The National Testing Agency has put out a year-by-year data sheet for NEET (UG), and the 2026 numbers tell a clear story: more students signed up, far fewer showed up, and the count of those who cleared the exam slipped from last year. NEET (UG) is the single entrance test for MBBS, BDS and other medical and allied undergraduate seats across India.
For 2026, 22,79,743 candidates registered, a shade above the 22,76,069 of 2025. But only 19,99,895 actually appeared, down from 22,09,318 last year. That gap matters. The number of absentees jumped to 2,79,848, the highest in the eight-year run shown, against just 66,751 in 2025.
The qualified count fell too. 11,21,185 candidates qualified in 2026, compared with 12,36,531 in 2025.
Here is how the top-line figures stack up:
| NEET (UG) | Registered | Appeared | Qualified |
|---|---|---|---|
| 2025 | 22,76,069 | 22,09,318 | 12,36,531 |
| 2026 | 22,79,743 | 19,99,895 | 11,21,185 |
Girls stay well ahead. Female candidates dominated the pool again. In 2026, 13,32,914 girls registered and 6,54,049 qualified, against 4,67,134 boys who made the cut. Third gender candidates numbered 14 registered, with 2 qualifying.
Where the qualifiers come from. Uttar Pradesh led with 1,70,770 qualified candidates, edging past its own 2025 tally. Rajasthan followed with 1,33,140, then Maharashtra at 1,07,304. Bihar recorded 68,968 and Karnataka 65,901.

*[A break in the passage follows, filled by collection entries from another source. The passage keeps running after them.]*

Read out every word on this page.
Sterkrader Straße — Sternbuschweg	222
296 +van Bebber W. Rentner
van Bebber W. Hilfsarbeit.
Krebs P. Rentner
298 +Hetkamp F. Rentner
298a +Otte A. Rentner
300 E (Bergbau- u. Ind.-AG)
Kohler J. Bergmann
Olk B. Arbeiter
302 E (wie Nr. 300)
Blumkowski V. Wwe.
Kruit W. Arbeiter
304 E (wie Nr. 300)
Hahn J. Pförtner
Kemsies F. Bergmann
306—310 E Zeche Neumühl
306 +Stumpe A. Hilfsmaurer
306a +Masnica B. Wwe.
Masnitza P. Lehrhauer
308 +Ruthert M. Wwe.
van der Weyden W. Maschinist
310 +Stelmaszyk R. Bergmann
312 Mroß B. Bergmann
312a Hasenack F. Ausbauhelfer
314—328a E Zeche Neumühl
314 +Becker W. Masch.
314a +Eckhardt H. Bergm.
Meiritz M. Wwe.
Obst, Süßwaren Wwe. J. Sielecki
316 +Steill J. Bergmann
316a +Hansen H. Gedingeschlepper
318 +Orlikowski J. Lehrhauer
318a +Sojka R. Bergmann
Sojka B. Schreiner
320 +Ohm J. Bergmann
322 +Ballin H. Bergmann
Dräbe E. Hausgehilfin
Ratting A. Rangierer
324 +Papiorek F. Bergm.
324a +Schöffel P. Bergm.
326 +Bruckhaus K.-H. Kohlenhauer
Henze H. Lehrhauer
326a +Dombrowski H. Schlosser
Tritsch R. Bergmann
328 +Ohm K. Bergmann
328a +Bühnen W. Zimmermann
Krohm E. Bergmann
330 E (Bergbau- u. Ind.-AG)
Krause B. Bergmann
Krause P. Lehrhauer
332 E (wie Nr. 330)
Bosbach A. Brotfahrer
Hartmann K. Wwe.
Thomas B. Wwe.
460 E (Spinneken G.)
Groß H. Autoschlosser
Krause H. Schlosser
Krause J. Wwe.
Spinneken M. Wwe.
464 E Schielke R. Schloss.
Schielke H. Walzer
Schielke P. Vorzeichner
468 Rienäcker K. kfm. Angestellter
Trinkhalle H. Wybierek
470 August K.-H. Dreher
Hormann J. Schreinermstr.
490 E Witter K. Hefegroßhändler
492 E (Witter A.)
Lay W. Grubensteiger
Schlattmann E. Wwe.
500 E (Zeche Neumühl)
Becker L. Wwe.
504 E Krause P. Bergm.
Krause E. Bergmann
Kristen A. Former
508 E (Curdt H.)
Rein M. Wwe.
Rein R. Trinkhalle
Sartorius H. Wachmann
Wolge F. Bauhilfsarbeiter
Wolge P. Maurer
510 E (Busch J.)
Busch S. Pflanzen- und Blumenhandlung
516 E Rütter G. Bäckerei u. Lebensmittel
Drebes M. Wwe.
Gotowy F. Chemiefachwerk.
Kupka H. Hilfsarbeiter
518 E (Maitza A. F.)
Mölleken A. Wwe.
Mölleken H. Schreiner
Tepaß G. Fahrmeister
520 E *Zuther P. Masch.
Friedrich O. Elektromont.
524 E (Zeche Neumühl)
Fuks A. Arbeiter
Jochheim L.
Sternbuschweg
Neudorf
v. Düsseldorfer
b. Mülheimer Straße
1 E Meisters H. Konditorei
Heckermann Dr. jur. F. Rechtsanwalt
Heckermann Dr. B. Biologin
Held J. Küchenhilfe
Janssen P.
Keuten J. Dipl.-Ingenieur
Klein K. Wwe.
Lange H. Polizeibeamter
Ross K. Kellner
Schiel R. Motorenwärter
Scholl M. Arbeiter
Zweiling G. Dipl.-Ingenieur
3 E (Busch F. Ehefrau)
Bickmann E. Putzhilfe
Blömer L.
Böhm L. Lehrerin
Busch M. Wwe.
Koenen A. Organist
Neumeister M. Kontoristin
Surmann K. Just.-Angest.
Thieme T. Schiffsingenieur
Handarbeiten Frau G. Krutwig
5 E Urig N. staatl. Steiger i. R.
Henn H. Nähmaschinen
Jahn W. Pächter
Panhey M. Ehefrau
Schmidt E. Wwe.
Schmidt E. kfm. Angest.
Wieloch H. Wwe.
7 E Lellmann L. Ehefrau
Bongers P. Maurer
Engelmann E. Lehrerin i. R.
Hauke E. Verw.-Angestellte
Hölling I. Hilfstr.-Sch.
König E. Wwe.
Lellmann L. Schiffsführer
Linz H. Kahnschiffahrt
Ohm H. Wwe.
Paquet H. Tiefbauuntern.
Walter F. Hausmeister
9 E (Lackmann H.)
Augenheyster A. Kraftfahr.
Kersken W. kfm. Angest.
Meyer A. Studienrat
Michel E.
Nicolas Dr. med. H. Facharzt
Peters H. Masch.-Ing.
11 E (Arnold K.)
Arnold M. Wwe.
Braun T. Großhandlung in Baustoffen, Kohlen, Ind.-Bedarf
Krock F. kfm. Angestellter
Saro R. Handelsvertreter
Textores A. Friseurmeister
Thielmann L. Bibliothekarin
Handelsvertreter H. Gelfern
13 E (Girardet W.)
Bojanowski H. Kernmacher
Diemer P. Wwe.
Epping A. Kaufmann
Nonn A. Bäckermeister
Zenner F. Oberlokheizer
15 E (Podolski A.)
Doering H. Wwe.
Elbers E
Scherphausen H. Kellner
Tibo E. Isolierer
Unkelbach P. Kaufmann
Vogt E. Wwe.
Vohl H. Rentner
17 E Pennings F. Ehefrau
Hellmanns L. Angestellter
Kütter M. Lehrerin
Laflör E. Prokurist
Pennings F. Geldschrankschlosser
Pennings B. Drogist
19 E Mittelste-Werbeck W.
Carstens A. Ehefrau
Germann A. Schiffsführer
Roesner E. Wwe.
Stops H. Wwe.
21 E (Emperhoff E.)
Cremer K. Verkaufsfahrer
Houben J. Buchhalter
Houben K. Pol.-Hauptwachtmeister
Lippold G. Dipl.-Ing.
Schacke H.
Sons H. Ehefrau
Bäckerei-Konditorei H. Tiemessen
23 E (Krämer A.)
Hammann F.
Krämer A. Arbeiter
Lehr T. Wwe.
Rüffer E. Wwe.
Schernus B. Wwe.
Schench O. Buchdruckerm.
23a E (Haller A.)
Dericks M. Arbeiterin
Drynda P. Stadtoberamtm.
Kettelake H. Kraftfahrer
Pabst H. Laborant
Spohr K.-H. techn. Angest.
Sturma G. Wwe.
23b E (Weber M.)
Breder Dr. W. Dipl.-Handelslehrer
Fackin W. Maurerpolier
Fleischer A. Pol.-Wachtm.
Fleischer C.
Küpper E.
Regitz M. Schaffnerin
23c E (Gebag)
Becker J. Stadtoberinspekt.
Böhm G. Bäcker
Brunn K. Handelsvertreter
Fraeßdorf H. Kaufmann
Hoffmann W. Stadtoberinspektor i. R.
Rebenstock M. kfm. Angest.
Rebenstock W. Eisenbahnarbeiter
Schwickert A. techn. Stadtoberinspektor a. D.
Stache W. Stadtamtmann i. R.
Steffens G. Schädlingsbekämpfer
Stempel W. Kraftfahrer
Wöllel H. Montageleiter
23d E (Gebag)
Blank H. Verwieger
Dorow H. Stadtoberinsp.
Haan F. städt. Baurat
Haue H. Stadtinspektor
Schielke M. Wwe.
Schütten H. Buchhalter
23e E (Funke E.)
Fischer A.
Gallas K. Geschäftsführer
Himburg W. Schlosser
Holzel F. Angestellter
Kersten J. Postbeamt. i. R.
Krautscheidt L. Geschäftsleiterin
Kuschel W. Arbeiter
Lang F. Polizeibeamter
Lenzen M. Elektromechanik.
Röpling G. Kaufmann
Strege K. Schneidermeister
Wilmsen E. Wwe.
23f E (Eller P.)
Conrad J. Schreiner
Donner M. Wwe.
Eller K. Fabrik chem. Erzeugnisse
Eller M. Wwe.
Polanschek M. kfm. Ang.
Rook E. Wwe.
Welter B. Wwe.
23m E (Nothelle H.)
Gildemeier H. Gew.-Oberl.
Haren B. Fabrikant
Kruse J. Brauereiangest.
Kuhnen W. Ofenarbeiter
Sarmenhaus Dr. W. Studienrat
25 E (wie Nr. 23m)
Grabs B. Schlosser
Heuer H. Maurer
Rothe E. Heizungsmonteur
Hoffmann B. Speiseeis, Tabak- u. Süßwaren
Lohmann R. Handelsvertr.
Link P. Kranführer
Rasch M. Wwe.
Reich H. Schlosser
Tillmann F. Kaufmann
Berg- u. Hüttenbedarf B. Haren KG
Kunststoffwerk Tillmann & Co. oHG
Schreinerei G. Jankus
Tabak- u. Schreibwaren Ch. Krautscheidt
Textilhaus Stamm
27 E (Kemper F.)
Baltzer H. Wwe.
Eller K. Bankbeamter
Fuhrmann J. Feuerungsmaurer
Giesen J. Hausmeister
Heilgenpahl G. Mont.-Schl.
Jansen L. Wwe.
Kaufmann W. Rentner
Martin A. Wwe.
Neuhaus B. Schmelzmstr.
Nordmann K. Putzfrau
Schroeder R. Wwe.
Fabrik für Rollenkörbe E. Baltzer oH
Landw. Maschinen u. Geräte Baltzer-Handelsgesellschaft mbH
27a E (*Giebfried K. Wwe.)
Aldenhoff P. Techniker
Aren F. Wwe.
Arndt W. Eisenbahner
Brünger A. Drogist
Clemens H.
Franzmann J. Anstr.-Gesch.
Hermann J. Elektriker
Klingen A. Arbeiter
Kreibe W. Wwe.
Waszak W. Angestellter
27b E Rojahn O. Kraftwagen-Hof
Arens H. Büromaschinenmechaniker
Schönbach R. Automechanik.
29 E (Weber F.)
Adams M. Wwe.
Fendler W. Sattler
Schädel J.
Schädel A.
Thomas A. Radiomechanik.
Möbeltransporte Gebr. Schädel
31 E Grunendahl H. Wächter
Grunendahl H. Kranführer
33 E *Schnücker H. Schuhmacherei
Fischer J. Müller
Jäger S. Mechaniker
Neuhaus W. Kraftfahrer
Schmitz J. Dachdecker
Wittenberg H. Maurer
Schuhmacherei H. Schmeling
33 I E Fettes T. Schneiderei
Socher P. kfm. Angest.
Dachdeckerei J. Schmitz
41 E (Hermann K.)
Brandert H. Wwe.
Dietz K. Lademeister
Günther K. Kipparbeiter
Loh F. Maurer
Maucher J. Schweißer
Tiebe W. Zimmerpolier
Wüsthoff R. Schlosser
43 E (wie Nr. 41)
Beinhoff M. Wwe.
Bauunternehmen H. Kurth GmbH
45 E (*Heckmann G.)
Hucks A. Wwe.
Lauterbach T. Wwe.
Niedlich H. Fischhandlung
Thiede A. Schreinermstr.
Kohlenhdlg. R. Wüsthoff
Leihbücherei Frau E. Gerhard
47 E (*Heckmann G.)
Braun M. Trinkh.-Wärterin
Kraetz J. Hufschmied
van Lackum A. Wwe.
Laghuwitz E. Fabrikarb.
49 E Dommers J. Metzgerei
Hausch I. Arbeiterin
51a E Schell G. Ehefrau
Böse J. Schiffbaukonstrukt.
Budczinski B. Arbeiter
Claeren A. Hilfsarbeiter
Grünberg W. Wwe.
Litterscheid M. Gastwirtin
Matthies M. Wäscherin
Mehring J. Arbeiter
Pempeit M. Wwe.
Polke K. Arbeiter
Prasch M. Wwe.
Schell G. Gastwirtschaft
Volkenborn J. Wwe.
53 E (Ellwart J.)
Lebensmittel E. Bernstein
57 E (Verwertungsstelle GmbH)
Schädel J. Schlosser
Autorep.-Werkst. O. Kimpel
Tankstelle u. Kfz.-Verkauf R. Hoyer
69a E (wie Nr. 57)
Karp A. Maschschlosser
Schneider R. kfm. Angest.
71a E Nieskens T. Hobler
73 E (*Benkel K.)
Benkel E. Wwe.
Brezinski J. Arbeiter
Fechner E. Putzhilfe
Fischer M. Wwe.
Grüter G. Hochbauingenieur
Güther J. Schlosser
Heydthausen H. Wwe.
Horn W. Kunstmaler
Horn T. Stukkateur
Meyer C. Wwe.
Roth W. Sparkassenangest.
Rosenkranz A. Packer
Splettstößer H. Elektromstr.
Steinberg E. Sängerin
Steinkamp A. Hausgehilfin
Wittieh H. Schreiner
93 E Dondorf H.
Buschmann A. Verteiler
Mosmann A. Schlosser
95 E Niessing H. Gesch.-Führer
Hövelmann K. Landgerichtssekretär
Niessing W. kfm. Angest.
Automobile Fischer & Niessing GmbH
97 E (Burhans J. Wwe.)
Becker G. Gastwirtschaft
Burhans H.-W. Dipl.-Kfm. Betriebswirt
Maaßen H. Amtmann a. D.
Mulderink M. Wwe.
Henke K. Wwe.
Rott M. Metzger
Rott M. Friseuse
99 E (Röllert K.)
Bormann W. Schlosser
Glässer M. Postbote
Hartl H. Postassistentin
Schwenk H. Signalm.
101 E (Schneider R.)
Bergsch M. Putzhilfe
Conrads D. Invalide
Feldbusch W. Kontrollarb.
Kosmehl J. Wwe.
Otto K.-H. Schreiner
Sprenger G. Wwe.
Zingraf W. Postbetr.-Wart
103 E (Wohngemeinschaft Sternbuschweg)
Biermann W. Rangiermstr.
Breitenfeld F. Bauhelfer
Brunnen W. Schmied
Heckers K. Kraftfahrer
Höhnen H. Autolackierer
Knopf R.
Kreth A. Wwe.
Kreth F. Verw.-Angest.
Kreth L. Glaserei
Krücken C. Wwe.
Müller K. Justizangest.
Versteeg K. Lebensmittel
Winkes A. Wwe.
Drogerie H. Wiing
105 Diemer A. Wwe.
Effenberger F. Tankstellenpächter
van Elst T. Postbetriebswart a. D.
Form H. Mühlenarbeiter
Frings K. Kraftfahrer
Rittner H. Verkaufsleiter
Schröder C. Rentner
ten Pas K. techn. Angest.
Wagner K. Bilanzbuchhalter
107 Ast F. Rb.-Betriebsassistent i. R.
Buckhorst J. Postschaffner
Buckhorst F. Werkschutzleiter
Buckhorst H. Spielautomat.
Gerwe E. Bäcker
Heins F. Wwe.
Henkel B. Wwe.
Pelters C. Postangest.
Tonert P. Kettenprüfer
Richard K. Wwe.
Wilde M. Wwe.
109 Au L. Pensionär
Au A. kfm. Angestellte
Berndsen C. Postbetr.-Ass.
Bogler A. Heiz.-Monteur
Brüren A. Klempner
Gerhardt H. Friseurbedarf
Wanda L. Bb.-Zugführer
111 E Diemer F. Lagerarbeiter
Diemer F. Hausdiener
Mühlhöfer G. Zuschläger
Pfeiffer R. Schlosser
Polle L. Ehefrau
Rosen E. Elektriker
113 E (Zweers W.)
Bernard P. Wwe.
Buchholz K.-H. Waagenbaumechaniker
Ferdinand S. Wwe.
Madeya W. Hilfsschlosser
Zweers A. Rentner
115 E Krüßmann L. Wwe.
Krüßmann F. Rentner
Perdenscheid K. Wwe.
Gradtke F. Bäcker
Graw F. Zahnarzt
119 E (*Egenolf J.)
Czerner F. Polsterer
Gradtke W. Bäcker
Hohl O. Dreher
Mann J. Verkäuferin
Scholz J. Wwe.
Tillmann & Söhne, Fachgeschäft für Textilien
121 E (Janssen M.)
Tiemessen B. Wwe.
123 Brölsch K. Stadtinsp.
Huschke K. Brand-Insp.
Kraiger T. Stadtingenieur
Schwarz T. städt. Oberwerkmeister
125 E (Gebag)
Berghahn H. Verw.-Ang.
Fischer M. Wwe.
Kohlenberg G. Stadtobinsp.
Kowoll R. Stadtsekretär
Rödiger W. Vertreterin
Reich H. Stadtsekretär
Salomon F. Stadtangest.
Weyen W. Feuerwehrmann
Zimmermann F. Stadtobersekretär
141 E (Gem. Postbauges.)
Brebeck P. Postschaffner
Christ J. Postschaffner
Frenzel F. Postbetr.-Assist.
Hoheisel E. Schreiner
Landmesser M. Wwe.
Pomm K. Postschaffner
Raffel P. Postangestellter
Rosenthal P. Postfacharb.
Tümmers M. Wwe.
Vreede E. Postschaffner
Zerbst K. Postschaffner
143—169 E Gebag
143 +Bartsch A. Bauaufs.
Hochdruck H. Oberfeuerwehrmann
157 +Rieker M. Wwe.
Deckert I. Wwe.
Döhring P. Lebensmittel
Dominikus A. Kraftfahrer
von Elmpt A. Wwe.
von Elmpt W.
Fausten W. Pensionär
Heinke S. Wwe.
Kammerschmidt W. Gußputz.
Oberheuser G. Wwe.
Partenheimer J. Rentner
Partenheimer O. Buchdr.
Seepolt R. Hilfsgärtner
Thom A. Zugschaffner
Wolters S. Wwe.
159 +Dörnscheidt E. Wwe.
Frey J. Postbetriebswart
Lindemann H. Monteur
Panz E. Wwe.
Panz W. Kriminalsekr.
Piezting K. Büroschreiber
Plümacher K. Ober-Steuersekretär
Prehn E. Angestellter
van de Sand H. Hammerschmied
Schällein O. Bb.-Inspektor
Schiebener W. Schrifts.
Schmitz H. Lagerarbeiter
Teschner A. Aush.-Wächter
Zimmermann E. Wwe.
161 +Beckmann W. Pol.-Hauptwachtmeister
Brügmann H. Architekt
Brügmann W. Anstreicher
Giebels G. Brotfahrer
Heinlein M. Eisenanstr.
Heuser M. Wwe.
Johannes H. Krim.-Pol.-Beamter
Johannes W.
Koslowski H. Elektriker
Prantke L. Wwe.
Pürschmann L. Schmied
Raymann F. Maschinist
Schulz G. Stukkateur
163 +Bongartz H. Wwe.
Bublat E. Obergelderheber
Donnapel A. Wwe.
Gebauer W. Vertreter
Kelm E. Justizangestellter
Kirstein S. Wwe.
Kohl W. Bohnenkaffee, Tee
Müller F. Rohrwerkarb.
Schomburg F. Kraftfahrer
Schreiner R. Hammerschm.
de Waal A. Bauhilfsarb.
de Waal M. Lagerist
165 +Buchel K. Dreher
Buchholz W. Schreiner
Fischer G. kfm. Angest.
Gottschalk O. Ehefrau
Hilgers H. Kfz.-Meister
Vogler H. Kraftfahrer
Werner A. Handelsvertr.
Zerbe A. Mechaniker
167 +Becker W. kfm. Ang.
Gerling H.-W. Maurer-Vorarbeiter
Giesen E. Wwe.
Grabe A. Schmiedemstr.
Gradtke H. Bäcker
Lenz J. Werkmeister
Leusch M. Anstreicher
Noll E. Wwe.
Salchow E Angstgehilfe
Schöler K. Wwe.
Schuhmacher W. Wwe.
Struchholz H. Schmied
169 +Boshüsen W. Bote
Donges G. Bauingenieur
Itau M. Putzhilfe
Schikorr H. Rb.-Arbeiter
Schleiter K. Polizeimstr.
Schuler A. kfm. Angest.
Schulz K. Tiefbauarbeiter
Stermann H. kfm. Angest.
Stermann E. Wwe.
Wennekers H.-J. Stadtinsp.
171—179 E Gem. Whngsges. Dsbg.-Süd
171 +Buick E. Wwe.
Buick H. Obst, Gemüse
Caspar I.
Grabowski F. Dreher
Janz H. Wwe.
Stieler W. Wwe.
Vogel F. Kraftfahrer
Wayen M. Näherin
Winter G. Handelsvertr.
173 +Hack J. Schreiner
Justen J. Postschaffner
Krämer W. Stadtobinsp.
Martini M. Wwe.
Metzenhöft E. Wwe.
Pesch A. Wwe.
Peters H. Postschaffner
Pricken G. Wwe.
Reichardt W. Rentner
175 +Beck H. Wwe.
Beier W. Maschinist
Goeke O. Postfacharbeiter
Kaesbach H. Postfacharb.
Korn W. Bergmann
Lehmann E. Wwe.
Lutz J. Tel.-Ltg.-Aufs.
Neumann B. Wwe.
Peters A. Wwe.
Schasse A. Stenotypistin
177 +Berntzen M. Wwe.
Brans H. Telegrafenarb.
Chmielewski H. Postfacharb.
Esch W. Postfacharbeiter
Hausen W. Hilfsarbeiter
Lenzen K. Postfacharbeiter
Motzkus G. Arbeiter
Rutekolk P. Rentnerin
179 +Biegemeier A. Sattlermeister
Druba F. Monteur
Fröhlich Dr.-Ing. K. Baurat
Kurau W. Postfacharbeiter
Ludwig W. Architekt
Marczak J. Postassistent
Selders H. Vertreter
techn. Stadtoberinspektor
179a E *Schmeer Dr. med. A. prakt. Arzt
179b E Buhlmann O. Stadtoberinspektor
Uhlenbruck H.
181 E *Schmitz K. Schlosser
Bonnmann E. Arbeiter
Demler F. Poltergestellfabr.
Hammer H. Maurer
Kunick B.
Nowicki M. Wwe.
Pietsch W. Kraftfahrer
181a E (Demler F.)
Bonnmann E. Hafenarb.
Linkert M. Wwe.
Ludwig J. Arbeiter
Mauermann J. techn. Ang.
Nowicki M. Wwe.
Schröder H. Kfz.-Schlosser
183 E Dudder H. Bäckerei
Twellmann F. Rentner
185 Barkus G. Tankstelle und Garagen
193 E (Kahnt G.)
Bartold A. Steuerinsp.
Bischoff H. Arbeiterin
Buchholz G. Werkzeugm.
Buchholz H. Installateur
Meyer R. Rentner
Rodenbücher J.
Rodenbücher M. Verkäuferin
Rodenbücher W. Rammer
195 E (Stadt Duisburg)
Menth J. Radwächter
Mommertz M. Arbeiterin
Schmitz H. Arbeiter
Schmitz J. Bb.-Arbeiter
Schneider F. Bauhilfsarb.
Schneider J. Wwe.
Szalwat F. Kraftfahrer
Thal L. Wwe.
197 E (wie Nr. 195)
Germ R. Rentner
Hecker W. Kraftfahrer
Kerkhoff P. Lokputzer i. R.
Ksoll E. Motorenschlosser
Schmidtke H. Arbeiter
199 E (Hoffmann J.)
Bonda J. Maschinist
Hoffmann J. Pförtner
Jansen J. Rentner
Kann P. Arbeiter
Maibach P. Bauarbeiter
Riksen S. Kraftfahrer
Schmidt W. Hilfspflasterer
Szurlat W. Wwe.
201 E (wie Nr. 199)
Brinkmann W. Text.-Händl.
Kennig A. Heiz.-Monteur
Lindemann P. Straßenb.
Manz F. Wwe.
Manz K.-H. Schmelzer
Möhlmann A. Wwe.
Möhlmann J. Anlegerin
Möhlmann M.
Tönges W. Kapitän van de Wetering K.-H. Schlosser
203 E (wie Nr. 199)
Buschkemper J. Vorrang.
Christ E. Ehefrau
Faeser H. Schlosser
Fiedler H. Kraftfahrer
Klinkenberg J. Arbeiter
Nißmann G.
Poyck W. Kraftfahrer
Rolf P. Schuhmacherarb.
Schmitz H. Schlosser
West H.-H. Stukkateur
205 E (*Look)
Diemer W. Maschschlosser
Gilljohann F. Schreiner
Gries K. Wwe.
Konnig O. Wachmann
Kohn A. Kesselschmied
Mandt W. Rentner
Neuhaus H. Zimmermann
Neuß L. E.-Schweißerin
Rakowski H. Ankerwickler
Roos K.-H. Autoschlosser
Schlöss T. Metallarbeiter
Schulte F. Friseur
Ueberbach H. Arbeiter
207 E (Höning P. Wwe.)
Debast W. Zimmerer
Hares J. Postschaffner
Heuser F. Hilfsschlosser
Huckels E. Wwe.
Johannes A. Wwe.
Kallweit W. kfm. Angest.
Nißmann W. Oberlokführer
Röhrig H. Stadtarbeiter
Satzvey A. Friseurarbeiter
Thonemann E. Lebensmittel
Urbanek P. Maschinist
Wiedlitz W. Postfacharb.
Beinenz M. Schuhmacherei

Marks needed to qualify. The cut-offs shifted this year. For the UR/EWS group, students had to land in the 50th percentile or higher, which worked out to a marks band of 715 to 213. For OBC, SC and ST candidates, the qualifying window sat between the 40th and 50th percentile, translating to 212 to 177 marks. A total of 9,96,935 UR/EWS candidates qualified under the first slab.
| Category | Percentile | Marks range (2026) |
|---|---|---|
| UR/EWS | ≥50th | 715-213 |
| OBC / SC / ST | ≥40th but <50th | 212-177 |
| UR/EWS & PwBD | ≥45th but <50th | 212-194 |
| OBC/SC & PwBD | ≥40th but <45th | 193-177 |
| ST & PwBD | ≥40th but <45th | 191-177 |
Language of the paper. English stayed the runaway choice with 18,08,535 registrations. Hindi came next at 3,45,247, followed by Gujarati (49,647), Bengali (38,577) and Tamil (29,845).
Candidates with benchmark disabilities (PwBD) numbered 9,893 registered in 2026, of whom 3,666 qualified. Among Indian nationals, 11,19,699 cleared the exam, alongside 581 OCI and 454 foreign-national qualifiers.
Students chasing a medical seat this year should watch their state counselling authority and the Medical Counselling Committee for the seat allotment schedule, since qualifying is only the gateway to admission.